Anonymous 0 Comments

I’ve wondered the same thing with people, obviously there hasn’t been an exhausting number of people born in comparison to the amount of genetic combinations that make up a person. But how many people would have to be born until there were two people with the same genetic information without being physically related? I’m also assuming that new genetic mutations play a large role in this as well

Anonymous 0 Comments

We don’t – We just assume so because the probability of two being the same is infinitesimal. It’s still technically possible, but the chance is so low that most people just consider it impossible.

Anonymous 0 Comments

This is more of a meme than a scientific fact, but it’s not _just_ an extension of the idea that no two objects are identical because there will always be atoms in different places, etc. There’s a reason we go around saying that “no two _snowflakes_ are identical” and not “no two pebbles or twigs or fish or whatever are identical”.

This reason is that classic big, flat, 6 sided snowflakes come in such a diversity of shapes that if you pop a bunch under a microscope (or even just look at them closely) you will be impressed at a huge diversity of variations on the basic six-sided pattern.

See [this picture](https://i2.wp.com/www.brainpickings.org/wp-content/uploads/2020/01/wilsonbentley_snowflakes22.jpg?resize=680%2C820&ssl=1) or [this one](https://s3.amazonaws.com/media.harvardartmuseums.org/production/file_uploads/Events/images/000/002/188/hero/Homer%20lecture%20with%20Nemerov%20image.jpg) for example.

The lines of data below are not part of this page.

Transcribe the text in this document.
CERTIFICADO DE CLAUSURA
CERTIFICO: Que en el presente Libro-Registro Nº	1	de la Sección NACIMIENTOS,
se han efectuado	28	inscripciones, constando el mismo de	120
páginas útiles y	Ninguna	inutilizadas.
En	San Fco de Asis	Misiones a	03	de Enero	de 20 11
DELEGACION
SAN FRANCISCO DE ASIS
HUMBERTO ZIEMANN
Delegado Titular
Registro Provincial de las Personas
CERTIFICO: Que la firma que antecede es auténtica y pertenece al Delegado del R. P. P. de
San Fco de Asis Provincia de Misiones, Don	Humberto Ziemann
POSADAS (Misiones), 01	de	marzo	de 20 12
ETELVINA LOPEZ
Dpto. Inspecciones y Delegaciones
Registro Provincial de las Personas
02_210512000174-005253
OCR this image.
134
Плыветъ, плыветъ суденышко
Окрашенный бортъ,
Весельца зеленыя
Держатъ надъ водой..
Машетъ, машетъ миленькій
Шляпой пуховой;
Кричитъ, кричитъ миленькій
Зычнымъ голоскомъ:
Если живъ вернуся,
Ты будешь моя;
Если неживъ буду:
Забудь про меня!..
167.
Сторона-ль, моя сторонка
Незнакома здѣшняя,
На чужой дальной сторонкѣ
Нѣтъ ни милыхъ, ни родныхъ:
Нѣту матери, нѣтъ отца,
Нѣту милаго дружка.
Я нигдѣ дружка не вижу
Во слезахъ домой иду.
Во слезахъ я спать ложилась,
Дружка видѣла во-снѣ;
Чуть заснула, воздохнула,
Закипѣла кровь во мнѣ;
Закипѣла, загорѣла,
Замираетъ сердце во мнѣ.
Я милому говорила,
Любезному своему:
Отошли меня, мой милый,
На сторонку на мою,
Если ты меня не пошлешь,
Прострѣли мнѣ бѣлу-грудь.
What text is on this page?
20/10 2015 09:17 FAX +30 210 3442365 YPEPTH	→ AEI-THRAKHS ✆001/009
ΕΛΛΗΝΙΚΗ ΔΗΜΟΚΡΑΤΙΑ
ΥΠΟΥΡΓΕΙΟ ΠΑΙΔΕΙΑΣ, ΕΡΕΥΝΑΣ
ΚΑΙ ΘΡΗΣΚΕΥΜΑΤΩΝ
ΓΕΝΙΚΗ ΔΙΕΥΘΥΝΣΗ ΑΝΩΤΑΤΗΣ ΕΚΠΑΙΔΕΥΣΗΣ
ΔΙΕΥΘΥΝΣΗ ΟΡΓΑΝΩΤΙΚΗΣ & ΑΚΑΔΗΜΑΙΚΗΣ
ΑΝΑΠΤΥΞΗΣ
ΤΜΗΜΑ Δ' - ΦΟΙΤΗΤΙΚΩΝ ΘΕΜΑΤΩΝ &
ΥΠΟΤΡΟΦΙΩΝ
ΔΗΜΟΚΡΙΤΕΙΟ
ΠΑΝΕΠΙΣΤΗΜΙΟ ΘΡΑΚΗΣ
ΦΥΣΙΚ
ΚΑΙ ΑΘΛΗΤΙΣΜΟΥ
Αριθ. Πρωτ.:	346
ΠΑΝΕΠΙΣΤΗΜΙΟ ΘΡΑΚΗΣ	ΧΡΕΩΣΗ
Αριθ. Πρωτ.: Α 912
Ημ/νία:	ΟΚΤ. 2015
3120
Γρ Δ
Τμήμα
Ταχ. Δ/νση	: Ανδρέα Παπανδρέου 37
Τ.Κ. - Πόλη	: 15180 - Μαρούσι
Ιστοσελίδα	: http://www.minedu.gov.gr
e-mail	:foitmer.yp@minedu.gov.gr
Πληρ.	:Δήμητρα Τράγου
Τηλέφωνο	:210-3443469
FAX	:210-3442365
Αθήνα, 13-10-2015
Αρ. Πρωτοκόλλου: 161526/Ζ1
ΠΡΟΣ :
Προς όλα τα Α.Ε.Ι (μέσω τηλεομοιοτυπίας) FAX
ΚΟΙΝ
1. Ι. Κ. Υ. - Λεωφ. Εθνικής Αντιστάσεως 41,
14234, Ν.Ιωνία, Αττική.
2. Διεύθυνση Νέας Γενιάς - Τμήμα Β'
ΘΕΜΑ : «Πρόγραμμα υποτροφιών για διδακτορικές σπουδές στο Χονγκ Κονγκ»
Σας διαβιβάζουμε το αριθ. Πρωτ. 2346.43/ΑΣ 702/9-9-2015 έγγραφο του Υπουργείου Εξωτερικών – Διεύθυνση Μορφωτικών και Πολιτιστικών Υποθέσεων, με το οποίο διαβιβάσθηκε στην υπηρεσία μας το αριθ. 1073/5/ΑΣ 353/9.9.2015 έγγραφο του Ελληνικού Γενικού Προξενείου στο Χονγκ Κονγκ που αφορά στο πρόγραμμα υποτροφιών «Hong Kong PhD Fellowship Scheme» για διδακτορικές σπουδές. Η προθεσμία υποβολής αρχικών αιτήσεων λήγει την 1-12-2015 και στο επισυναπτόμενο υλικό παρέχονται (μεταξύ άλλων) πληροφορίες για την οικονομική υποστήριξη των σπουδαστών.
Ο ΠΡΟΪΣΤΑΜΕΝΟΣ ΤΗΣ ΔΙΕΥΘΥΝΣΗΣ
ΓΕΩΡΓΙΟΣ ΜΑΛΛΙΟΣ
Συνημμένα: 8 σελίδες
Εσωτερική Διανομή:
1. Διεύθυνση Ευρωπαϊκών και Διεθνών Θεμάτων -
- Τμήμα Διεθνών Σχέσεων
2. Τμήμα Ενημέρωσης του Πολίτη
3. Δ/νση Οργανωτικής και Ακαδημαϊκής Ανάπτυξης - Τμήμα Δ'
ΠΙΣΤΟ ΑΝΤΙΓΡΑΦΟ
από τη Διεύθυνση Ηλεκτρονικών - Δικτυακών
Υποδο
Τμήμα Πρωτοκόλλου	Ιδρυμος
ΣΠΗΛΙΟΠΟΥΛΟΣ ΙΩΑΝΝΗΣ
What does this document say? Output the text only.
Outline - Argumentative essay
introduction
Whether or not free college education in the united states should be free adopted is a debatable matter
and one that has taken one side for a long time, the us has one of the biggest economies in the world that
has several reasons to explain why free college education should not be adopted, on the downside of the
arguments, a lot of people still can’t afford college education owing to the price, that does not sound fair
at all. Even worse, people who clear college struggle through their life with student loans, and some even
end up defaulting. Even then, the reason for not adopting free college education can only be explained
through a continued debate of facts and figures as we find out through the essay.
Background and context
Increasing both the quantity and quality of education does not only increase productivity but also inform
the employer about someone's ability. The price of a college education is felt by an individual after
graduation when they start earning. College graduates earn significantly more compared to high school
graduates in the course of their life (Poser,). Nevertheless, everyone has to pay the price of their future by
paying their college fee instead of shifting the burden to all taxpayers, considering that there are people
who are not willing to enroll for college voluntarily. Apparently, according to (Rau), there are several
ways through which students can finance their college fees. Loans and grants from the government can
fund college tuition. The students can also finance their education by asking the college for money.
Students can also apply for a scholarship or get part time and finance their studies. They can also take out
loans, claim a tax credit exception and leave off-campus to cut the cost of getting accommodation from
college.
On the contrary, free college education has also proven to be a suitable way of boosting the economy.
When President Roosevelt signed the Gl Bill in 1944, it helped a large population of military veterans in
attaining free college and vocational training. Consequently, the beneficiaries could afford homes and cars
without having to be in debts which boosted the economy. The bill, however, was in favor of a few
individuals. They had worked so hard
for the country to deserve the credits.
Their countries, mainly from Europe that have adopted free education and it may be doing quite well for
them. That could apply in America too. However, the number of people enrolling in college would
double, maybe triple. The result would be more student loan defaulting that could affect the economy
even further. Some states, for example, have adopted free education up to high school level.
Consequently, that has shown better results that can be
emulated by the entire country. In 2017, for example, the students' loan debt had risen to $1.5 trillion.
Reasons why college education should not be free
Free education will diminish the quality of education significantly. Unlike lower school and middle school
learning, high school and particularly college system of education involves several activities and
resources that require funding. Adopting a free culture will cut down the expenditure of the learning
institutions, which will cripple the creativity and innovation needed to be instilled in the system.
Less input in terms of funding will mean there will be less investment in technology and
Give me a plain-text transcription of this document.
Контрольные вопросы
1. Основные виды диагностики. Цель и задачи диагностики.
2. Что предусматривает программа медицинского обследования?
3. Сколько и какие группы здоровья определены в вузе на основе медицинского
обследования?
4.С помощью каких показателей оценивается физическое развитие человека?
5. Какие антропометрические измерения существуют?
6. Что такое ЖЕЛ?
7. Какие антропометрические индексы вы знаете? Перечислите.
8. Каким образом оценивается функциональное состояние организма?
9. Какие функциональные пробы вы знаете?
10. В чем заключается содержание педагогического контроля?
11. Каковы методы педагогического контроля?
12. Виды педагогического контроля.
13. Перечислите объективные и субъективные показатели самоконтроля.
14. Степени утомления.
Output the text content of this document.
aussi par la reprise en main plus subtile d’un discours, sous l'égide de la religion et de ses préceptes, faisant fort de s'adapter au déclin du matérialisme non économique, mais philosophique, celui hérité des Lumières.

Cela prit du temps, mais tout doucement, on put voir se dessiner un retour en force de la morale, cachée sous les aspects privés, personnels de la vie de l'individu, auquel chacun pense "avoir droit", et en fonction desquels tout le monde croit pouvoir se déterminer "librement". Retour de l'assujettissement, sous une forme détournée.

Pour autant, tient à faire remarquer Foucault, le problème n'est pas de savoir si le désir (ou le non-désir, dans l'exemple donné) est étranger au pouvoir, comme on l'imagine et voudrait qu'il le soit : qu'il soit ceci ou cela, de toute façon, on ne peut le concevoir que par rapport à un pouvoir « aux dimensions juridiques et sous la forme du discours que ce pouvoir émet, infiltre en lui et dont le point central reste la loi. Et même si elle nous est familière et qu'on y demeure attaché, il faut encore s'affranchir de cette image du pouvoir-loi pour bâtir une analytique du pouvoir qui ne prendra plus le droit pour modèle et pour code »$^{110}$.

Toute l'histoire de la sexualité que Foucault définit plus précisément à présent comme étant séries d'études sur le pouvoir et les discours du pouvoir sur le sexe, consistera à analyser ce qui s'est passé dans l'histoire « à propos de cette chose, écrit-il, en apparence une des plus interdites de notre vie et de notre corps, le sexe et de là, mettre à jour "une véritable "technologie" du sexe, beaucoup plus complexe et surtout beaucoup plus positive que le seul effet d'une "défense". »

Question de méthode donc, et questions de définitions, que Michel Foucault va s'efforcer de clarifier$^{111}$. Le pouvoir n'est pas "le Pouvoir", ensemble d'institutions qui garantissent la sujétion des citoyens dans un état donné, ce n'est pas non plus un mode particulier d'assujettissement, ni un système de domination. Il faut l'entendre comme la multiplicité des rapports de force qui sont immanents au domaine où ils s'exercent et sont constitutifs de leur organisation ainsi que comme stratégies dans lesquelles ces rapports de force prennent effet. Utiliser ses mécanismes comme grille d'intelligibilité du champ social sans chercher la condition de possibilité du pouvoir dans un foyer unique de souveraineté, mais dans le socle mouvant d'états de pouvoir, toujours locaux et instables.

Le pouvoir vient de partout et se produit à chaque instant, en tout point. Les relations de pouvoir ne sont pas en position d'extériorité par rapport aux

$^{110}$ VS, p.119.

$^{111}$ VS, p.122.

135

Unlike rocks or fish or twigs, which often look pretty similar even if they aren’t actually identical, snowflakes all _look_ distinctly different from each other.

The reason for this is that the ice crystal growth of a snowflake is very sensitive to things like the original particle that seeded the growth, the temperature, the humidity, wind currents, etc, that change from moment to moment as the crystal grows. And tiny changes can get magnified as the crystal grows. This produces the stunning variety of snowflake details which gave rise to the saying.

Basically, the saying “no two snowflakes are alike” really means “if you look at a collection of snowflakes, you will be impressed by how different they all look from each other in a way that is not true for most other things”.

But this also really only holds for “classic” snowflakes. Sometimes snow comes down as a bunch of tiny hexagons or as long thin columns, which pretty much all look alike.